Of course, only a minority of Chinese Kazakhs are still nomads, but they have kept their traditions alive until very recently. The evidence in Li Juan’s book is that the children of nomads are now taught in Mandarin in the boarding schools which they attend, a classic policy for breaking ethnic identity – and one followed by the Russians in Siberia, the Americans with the native American tribes and extensively within the British Empire. They flourish their Mandarin textbooks and show off their proficiency to Li Juan, oblivious to the cultural obliteration that is being foisted on them.

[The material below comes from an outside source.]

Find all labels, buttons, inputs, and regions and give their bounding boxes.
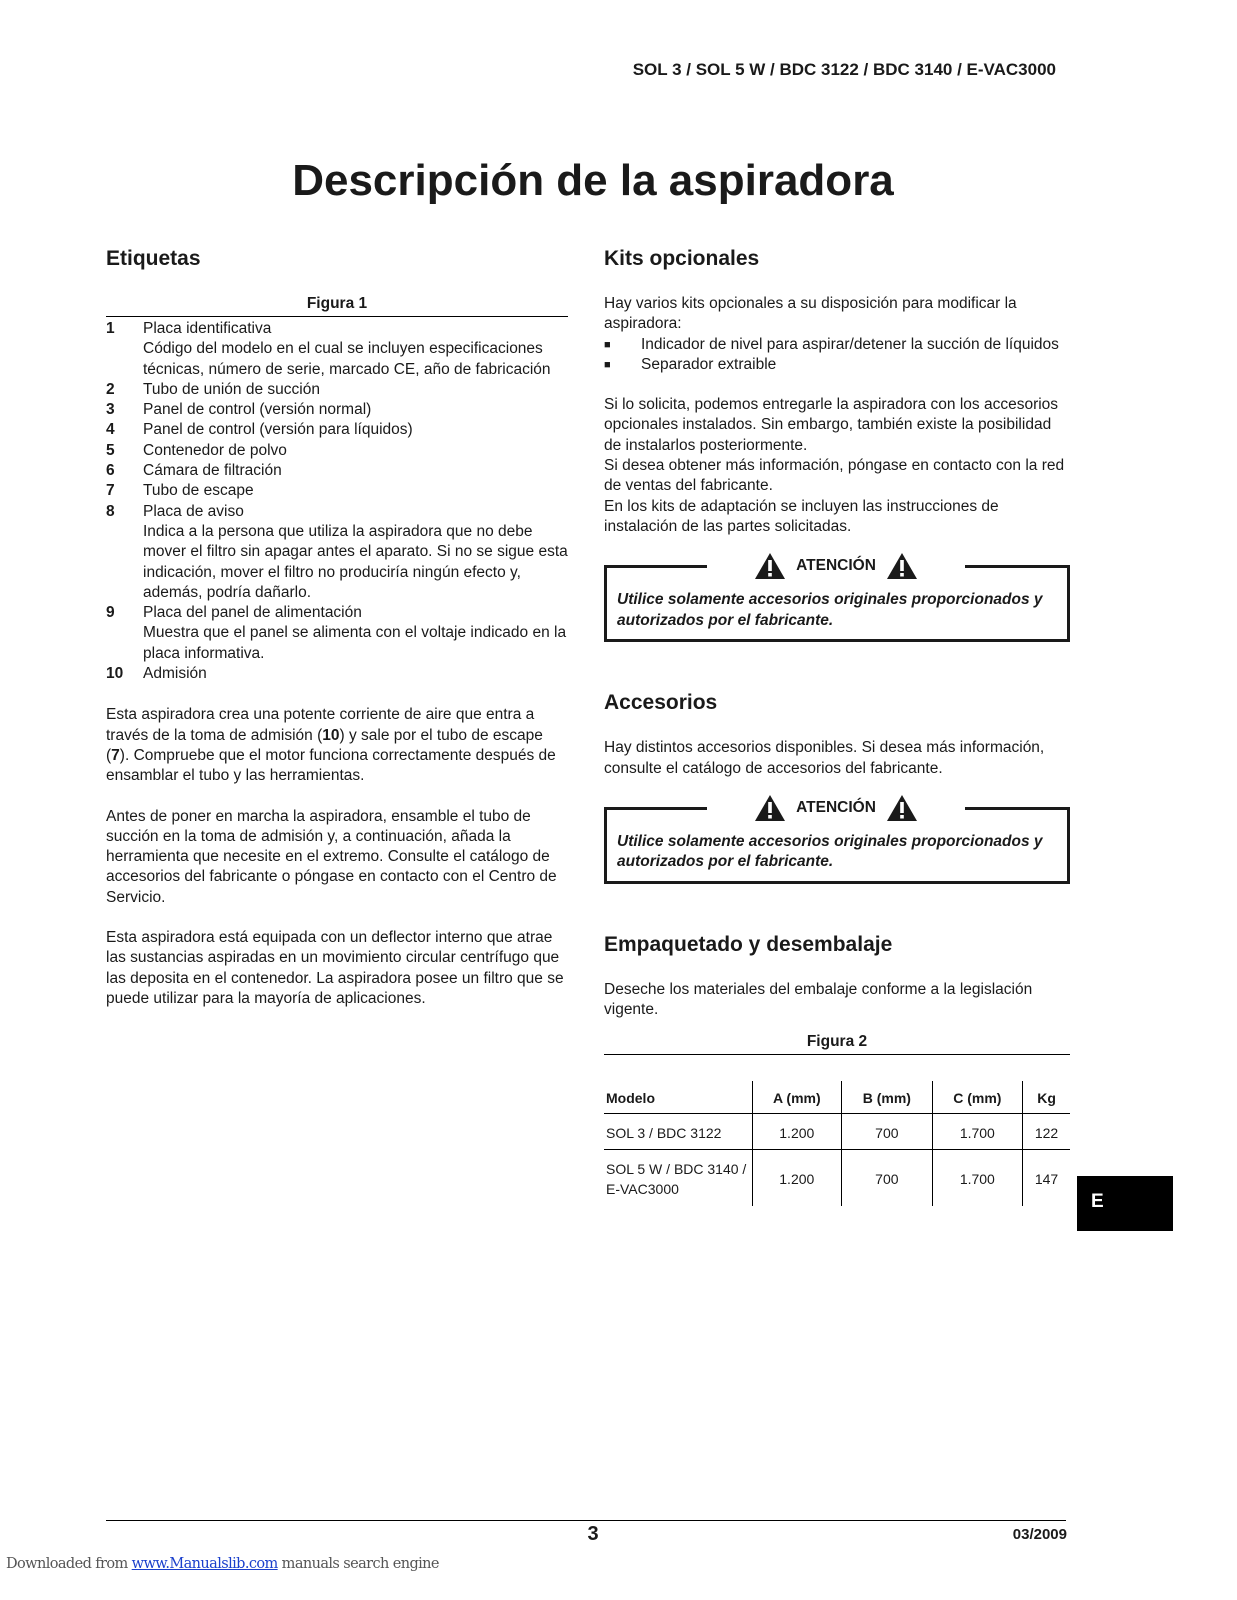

I deeply enjoyed reading this book, despite the fact that it describes the dying days of an important culture. Li Juan is not a cultural imperialist. Nor does she disparage or mock the people who looked after her and shared their lives with her. But these days I don’t think the Chinese would encourage further books like this. Today, China demands the repatriation of ethnic Kazakhs who have fled across the border into Kazakhstan and puts pressure on the central government in Nur-Sultan not to allow anyone to campaign on their behalf. In doing so, they are bringing an end to a way of life that has protected the steppes for thousands of years. Whatever replaces it will not.
Li Juan, Winter Pasture: One Woman’s Journey with China’s Kazakh Herders, Astra House, New York, 2021, $28.00. ISBN: 978-1-6626-0055-5.